Department of Biology
Massachusetts Institute of Technology
Howard Hughes Medical Institute
McGovern Institute for Brain Research


 

Research: Cell Lineage

and Cell Fate

The problem of cell lineage -- how a single fertilized egg cell undergoes a complex pattern of cell divisions to generate a multiplicity of distinct cell types -- has been a long-term interest of our laboratory. We have identified hundreds of mutations that affect the nearly invariant and completely described C. elegans cell lineage. Many of the genes defined by these mutations function in generating cell diversity during development. For example, some genes act to make the two daughter cells generated by a single cell division different from each other. Others control spatial patterning. Many genes that control the C. elegans cell lineage encode proteins similar to known transcription factors (e.g., unc-86 and lin-11, founding members of the POU and LIM protein families, respectively), and our studies indicate that the generation of cell diversity during development is in part regulated by a cascade of interacting transcription factors.

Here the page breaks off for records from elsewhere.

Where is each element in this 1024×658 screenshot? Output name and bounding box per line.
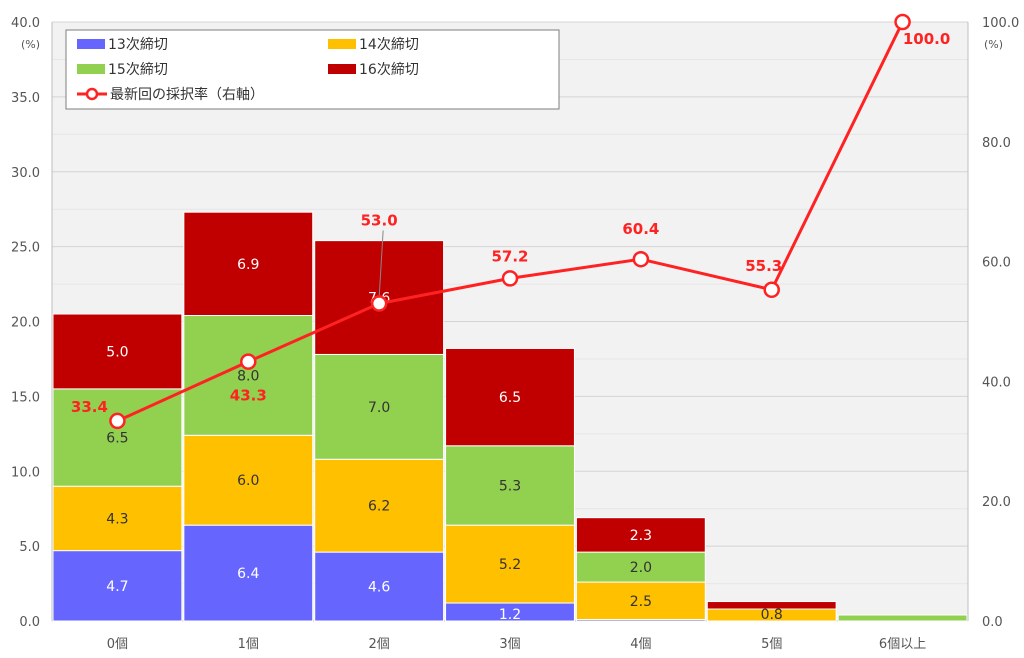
rate-point bbox=[109, 412, 126, 430]
left-tick-label: 30.0 bbox=[11, 166, 40, 181]
left-tick-label: 40.0 bbox=[11, 16, 40, 31]
bar-value-label: 4.6 bbox=[368, 580, 390, 596]
x-tick-label: 0個 bbox=[107, 637, 128, 652]
right-axis: 0.0 20.0 40.0 60.0 80.0 100.0 (%) bbox=[982, 16, 1019, 630]
bar-value-label: 2.3 bbox=[630, 528, 652, 544]
bar-data-labels: 4.74.36.55.06.46.08.06.94.66.27.07.61.25… bbox=[106, 257, 783, 623]
bar-segment bbox=[445, 524, 575, 604]
legend-box bbox=[65, 29, 560, 110]
left-tick-label: 20.0 bbox=[11, 316, 40, 331]
rate-value-label: 53.0 bbox=[361, 212, 398, 230]
bar-value-label: 0.8 bbox=[761, 607, 783, 623]
rate-value-label: 100.0 bbox=[903, 30, 950, 48]
legend-swatch bbox=[328, 64, 356, 74]
legend-line-marker bbox=[85, 87, 99, 101]
bar-value-label: 8.0 bbox=[237, 368, 259, 384]
right-tick-label: 60.0 bbox=[982, 256, 1011, 271]
x-tick-label: 3個 bbox=[499, 637, 520, 652]
bar-segment bbox=[52, 485, 183, 552]
bar-segment bbox=[445, 347, 575, 447]
bar-value-label: 7.0 bbox=[368, 400, 390, 416]
left-tick-label: 25.0 bbox=[11, 241, 40, 256]
legend-label: 15次締切 bbox=[108, 61, 168, 78]
bars bbox=[52, 211, 968, 622]
left-tick-label: 10.0 bbox=[11, 465, 40, 480]
x-tick-label: 5個 bbox=[761, 637, 782, 652]
bar-value-label: 6.5 bbox=[106, 431, 128, 447]
rate-value-label: 43.3 bbox=[230, 387, 267, 405]
bar-segment bbox=[575, 581, 706, 621]
data-label-leader bbox=[378, 230, 384, 298]
right-tick-label: 0.0 bbox=[982, 615, 1003, 630]
rate-value-label: 57.2 bbox=[491, 247, 528, 265]
rate-value-label: 33.4 bbox=[71, 398, 108, 416]
legend-swatch bbox=[328, 39, 356, 49]
bar-segment bbox=[314, 458, 445, 553]
x-axis: 0個 1個 2個 3個 4個 5個 6個以上 bbox=[107, 637, 926, 652]
bar-segment bbox=[837, 614, 968, 622]
rate-value-label: 60.4 bbox=[622, 220, 659, 238]
bar-value-label: 2.0 bbox=[630, 560, 652, 576]
rate-point bbox=[370, 295, 388, 312]
x-tick-label: 2個 bbox=[369, 637, 390, 652]
rate-point bbox=[894, 13, 911, 31]
bar-segment bbox=[183, 524, 314, 622]
left-tick-label: 5.0 bbox=[19, 540, 40, 555]
legend-swatch bbox=[77, 64, 105, 74]
bar-segment bbox=[52, 550, 183, 622]
right-tick-label: 20.0 bbox=[982, 495, 1011, 510]
right-tick-label: 100.0 bbox=[982, 16, 1019, 31]
left-tick-label: 0.0 bbox=[19, 615, 40, 630]
x-tick-label: 6個以上 bbox=[879, 637, 926, 652]
right-tick-label: 80.0 bbox=[982, 136, 1011, 151]
bar-segment bbox=[314, 551, 445, 622]
x-tick-label: 1個 bbox=[238, 637, 259, 652]
bar-value-label: 6.2 bbox=[368, 499, 390, 515]
bar-value-label: 6.9 bbox=[237, 257, 259, 273]
bar-segment bbox=[183, 211, 314, 317]
bar-value-label: 1.2 bbox=[499, 607, 521, 623]
bar-value-label: 6.5 bbox=[499, 390, 521, 406]
bar-value-label: 4.3 bbox=[106, 511, 128, 527]
bar-value-label: 6.0 bbox=[237, 473, 259, 489]
rate-line: 33.4 43.3 53.0 57.2 60.4 55.3 100.0 bbox=[71, 13, 950, 430]
legend-label: 13次締切 bbox=[108, 36, 168, 53]
rate-value-label: 55.3 bbox=[745, 257, 782, 275]
legend-label: 最新回の採択率（右軸） bbox=[110, 86, 264, 103]
rate-point bbox=[763, 281, 780, 299]
legend-label: 14次締切 bbox=[359, 36, 419, 53]
bar-segment bbox=[52, 388, 183, 487]
right-axis-unit: (%) bbox=[984, 38, 1003, 51]
bar-value-label: 4.7 bbox=[106, 579, 128, 595]
bar-segment bbox=[52, 313, 183, 390]
legend-swatch bbox=[77, 39, 105, 49]
x-tick-label: 4個 bbox=[630, 637, 651, 652]
bar-segment bbox=[575, 551, 706, 583]
right-tick-label: 40.0 bbox=[982, 375, 1011, 390]
left-tick-label: 35.0 bbox=[11, 91, 40, 106]
bar-segment bbox=[575, 517, 706, 553]
rate-point bbox=[240, 353, 257, 370]
bar-value-label: 5.3 bbox=[499, 478, 521, 494]
bar-segment bbox=[445, 445, 575, 526]
rate-point bbox=[501, 270, 519, 287]
rate-point bbox=[632, 250, 650, 268]
bar-segment bbox=[183, 434, 314, 526]
bar-value-label: 5.2 bbox=[499, 557, 521, 573]
left-axis: 0.0 5.0 10.0 15.0 20.0 25.0 30.0 35.0 40.0 (%) bbox=[11, 16, 40, 630]
bar-value-label: 6.4 bbox=[237, 566, 259, 582]
bar-value-label: 2.5 bbox=[630, 594, 652, 610]
left-axis-unit: (%) bbox=[21, 38, 40, 51]
bar-segment bbox=[183, 315, 314, 436]
bar-value-label: 5.0 bbox=[106, 344, 128, 360]
left-tick-label: 15.0 bbox=[11, 390, 40, 405]
legend-label: 16次締切 bbox=[359, 61, 419, 78]
bar-segment bbox=[706, 601, 837, 610]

One of the first cell lineage mutants we characterized defined the gene lin-4. This gene was the founding member of a set of genes that control aspects of developmental timing. Since mutations in these genes cause temporal transformations in cell fates, we named these genes "heterochronic." The heterochronic gene we discovered most recently was let-7, which we identified in our studies of mutants abnormal in the development of the serotonergic HSN neurons, which drive egg laying. lin-4 and let-7 do not encode proteins but rather encode small 21-22 nt RNAs, termed micro RNAs, and act by binding the mRNAs of target genes and preventing translation. We have recently embarked upon a collaborative project with MIT colleague David Bartel and our ex-postdoctoral fellow Victor Ambros to characterize the complete set of more than 100 MICRO RNAs in the C. elegans genome.

We are currently analyzing the genetic control of the fate of a specific neuron type, the CEM. The four male-specific CEM neurons, which are suspected to help the male chemotax toward hermaphrodites, are generated in both males and hermaphrodites but undergo programmed cell death in hermaphrodites. We are isolating and characterizing mutants in which the CEMs fail to die in hermaphrodites and in this way are defining genes that control both the specification of CEM cell fate and the decision between survival and the alternative fate of PROGRAMMED CELL DEATH (APOPTOSIS).